When I do similarly to urllib.requests I found that I now have to enter my login credentials again. So I tried (following directions here):

loginUrl = "http://..."
urlToPDF = "http://..."
passman = urllib.request.HTTPPasswordMgrWithDefaultRealm()
passman.add_password(None, loginUrl, "username", "password")

authhandler = urllib.request.HTTPBasicAuthHandler(passman)
opener = urllib.request.build_opener(authhandler)

urllib.request.install_opener(opener)

page = urllib.request.urlopen(urlToPDF)
file = open("test.pdf", "wb")
file.write(page.read())
file.close()

However, this doesn't seem to work. When I change the filename to "test" (removed the ".pdf") and open in chrome it appears that it wrote to the file the webpage that says I need to click the button which would redirect me to the login page. Hence why I tried using both loginUrl and urlToPDF in the above code.

The forums I've read so far seem to say the above should work. Alternatively, considering I can view the pdf using MechanicalSoup is there a way to download a pdf directly with MechanicalSoup?


Solution

  • You can certainly download the PDF using MechanicalSoup.

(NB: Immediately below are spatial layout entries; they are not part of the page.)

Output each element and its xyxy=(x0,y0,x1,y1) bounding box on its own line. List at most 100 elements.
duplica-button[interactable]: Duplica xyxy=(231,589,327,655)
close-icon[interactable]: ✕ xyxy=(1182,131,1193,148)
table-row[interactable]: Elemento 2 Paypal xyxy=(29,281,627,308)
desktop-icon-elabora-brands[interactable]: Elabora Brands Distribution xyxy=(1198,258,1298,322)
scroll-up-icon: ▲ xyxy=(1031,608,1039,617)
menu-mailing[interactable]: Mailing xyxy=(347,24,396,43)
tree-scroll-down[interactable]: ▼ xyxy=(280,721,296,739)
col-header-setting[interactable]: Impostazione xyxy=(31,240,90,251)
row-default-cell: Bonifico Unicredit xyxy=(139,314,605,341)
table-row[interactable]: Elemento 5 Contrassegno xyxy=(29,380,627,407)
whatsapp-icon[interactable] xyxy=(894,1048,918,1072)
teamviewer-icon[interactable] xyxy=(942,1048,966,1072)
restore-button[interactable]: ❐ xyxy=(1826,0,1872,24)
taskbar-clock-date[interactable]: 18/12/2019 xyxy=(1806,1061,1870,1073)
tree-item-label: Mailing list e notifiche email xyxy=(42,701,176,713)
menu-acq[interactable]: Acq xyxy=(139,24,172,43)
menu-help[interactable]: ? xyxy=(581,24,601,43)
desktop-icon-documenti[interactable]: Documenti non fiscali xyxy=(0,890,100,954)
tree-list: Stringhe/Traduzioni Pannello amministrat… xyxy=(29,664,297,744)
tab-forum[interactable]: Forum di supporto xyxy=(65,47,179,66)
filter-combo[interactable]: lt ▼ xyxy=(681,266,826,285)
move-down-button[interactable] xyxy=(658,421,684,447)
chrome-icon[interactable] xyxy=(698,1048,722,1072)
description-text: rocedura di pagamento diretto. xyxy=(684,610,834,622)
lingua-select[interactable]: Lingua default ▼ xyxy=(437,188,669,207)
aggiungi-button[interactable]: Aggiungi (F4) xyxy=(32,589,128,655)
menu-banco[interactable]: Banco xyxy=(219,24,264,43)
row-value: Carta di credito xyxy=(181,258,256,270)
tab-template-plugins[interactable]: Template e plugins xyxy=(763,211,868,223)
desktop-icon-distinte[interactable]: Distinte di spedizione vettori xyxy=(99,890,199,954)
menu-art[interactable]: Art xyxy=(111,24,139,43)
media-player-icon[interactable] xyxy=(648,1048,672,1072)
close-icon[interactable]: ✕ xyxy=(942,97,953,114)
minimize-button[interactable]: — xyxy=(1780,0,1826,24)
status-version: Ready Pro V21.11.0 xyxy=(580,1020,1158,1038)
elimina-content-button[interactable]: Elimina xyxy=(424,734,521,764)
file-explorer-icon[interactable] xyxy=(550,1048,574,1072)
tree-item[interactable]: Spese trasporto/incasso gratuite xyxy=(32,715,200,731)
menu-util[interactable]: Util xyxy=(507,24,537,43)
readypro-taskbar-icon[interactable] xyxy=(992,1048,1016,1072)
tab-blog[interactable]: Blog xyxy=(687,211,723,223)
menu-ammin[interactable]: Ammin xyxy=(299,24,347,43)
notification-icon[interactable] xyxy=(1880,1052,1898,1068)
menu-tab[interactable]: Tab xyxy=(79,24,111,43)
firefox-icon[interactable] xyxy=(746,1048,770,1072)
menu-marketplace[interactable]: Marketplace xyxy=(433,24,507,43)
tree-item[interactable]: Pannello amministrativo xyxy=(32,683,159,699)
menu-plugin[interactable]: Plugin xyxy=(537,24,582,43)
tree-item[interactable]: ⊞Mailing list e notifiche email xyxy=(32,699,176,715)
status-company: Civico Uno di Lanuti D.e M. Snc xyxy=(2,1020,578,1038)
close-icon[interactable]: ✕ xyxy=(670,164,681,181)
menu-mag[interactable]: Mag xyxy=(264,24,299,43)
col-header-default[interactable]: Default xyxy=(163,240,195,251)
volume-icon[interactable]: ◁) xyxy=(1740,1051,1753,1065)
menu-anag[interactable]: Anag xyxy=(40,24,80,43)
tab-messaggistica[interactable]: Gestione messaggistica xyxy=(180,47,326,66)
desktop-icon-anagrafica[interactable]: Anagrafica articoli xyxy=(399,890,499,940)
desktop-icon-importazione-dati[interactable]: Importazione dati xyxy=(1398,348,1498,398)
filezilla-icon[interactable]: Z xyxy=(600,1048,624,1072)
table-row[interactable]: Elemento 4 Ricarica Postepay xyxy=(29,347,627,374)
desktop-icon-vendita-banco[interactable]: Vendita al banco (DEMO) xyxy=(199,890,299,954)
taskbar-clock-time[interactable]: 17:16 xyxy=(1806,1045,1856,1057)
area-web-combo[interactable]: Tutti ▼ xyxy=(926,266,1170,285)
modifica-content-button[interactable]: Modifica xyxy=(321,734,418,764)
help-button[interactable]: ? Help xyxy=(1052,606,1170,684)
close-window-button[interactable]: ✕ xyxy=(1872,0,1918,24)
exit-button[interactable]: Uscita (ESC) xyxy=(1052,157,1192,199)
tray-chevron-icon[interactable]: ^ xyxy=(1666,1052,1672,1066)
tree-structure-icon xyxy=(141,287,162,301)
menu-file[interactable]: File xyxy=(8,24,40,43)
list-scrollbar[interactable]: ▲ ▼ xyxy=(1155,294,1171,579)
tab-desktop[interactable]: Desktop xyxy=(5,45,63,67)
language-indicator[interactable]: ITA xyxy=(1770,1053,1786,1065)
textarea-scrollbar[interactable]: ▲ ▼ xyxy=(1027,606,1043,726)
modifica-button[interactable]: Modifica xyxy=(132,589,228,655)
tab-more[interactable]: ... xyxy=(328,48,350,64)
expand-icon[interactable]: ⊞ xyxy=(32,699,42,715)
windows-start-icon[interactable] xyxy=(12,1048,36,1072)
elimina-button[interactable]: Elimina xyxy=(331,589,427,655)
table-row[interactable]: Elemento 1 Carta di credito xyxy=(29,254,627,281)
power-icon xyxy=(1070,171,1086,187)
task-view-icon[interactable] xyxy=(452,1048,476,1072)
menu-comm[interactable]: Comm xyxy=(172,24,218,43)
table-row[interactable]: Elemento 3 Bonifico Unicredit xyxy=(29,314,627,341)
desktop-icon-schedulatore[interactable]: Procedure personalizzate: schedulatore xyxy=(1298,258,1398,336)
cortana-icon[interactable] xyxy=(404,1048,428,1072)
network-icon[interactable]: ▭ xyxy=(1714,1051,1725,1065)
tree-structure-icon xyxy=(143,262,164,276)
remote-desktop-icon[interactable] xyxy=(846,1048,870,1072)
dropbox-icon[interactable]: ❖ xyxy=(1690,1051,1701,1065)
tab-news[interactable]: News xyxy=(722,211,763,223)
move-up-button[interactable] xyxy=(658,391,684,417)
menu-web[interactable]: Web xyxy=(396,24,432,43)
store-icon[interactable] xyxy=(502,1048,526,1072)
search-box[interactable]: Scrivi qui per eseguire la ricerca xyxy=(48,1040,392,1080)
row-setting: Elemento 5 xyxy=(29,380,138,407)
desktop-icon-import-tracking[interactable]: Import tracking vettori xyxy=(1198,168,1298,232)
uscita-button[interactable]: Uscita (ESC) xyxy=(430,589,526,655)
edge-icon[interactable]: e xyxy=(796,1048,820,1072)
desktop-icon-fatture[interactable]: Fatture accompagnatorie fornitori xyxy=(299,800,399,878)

    The return value of many of the StatefulBrowser methods (including StatefulBrowser.open and StatefulBrowser.follow_link) is a requests.Response object. If the request is successful, then the data you want is stored in the Response.content attribute. So, to download the file amounts to writing this attribute to a file!

    Here is an example:

    import mechanicalsoup
    
    browser = mechanicalsoup.StatefulBrowser()
    response = browser.open("http://example.com/example.pdf")
    
    with open('your_filename_here.pdf', 'wb') as f:
        f.write(response.content)
    

    In the future, I expect that MechanicalSoup will implement this more directly as a StatefulBrowser.download method (or something along those lines). See this issue on the MechanicalSoup GitHub page to follow the development of this feature.